The jeweler, a thin, wiry little man, walked up to him,
his hand extended. “I'm Gregorovitch. Thank you for coming so quickly. When I got your call, I couldn't believe anyone would really want to steal such a thing. Then, when I saw the gun…” He shook his head.

“You did well,” Paavo said, shaking his hand.

“I didn't want to hurt anyone,” the thief cried. “I wouldn't have hurt him. I was just trying to help myself. Those eggs aren't worth much, you know. Just a little. This isn't even a felony, is it?”

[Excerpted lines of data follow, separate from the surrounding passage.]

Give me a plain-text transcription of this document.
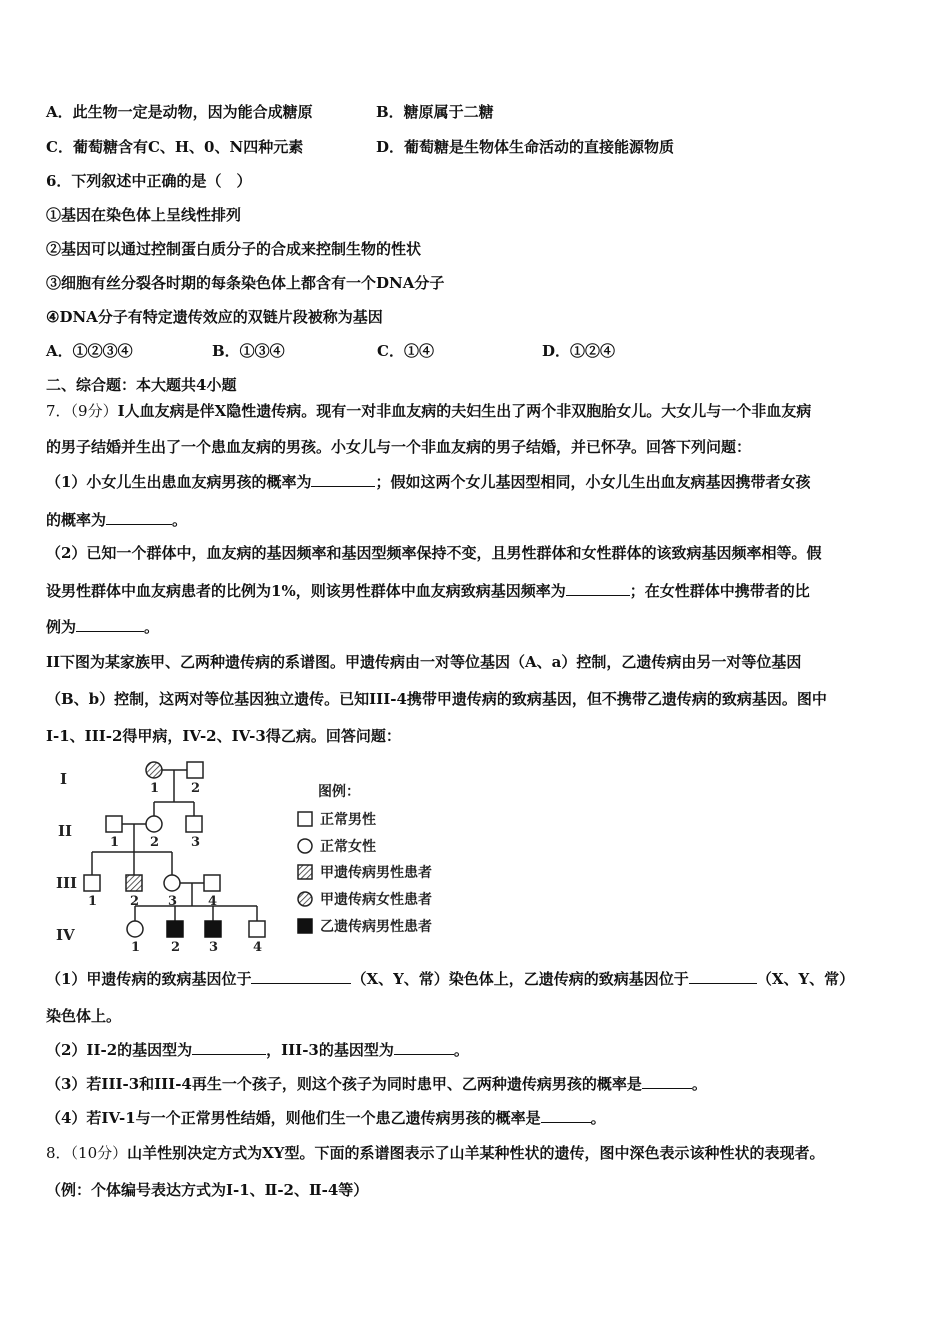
A．此生物一定是动物，因为能合成糖原	B．糖原属于二糖
C．葡萄糖含有C、H、0、N四种元素	D．葡萄糖是生物体生命活动的直接能源物质
6．下列叙述中正确的是（　）
①基因在染色体上呈线性排列
②基因可以通过控制蛋白质分子的合成来控制生物的性状
③细胞有丝分裂各时期的每条染色体上都含有一个DNA分子
④DNA分子有特定遗传效应的双链片段被称为基因
A．①②③④	B．①③④	C．①④	D．①②④
二、综合题：本大题共4小题
7．（9分）I人血友病是伴X隐性遗传病。现有一对非血友病的夫妇生出了两个非双胞胎女儿。大女儿与一个非血友病
的男子结婚并生出了一个患血友病的男孩。小女儿与一个非血友病的男子结婚，并已怀孕。回答下列问题：
（1）小女儿生出患血友病男孩的概率为	；假如这两个女儿基因型相同，小女儿生出血友病基因携带者女孩
的概率为	。
（2）已知一个群体中，血友病的基因频率和基因型频率保持不变，且男性群体和女性群体的该致病基因频率相等。假
设男性群体中血友病患者的比例为1%，则该男性群体中血友病致病基因频率为	；在女性群体中携带者的比
例为	。
II下图为某家族甲、乙两种遗传病的系谱图。甲遗传病由一对等位基因（A、a）控制，乙遗传病由另一对等位基因
（B、b）控制，这两对等位基因独立遗传。已知III-4携带甲遗传病的致病基因，但不携带乙遗传病的致病基因。图中
I-1、III-2得甲病，IV-2、IV-3得乙病。回答问题：
I
II
III
IV
1 2
1 2 3
1	2 3 4
1 2 3	4
图例：
正常男性
正常女性
甲遗传病男性患者
甲遗传病女性患者
乙遗传病男性患者
（1）甲遗传病的致病基因位于	（X、Y、常）染色体上，乙遗传病的致病基因位于	（X、Y、常）
染色体上。
（2）II-2的基因型为	，III-3的基因型为	。
（3）若III-3和III-4再生一个孩子，则这个孩子为同时患甲、乙两种遗传病男孩的概率是	。
（4）若IV-1与一个正常男性结婚，则他们生一个患乙遗传病男孩的概率是	。
8．（10分）山羊性别决定方式为XY型。下面的系谱图表示了山羊某种性状的遗传，图中深色表示该种性状的表现者。
（例：个体编号表达方式为Ⅰ-1、Ⅱ-2、Ⅱ-4等）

“Armed robbery is a felony,” Paavo replied. “And so is murder.”

“Murder!”

“The murder of Nathan Ellis, the clerk at Sans Souci Jewelers. A young man with a wife, a future.”

“But I didn't mean to—” She turned her head, her lower lip trembling.

“What's your name?” Paavo asked.

“Claudia Zelenin.” Her voice was little more than a whisper.

“Address?”

“Ninety-three Presidio Terrace.”

He glanced up at the posh address. “Do you live with anyone?”

“Alone. The house was once my parents'. It's mine now.”

“Occupation?”

“I don't do anything,” she replied. “The house is all I have left. It takes every bit of cash I can put my hands on just to pay property taxes.”

“I see. It's tough.” Paavo managed to keep a straight face. The house was probably worth a million, easy.

“That's why I needed the Fabergé eggs.” Her hands were clasped, her eyes pleading. “I had a Fabergé once, you see, but it was stolen. It was a family heirloom, taken away from me.”

“You had a real Fabergé egg?” He had read enough about them to know how impossible that was. They were museum pieces.

“Not an egg, but a ring box. It was very small and simple for Fabergé, but incredibly valuable nonetheless.”

“Excuse me, Ms. Zelenin,” he interrupted. “You might want to speak with your attorney before you say any more.”

“I know,” she said. “It's just that all this is so silly. So frustrating. I'm no criminal, to be handcuffed. I'm the victim.” She spoke quickly, growing more impassioned with each word. “My grandfather brought the Fabergé with him when he left Russia, you see. But I was so stupid, I let someone come into my house, into my heart, and take it from me.” Suddenly she began to sob. “I would have done anything for him! Anything! But he just wanted my money and valuables.”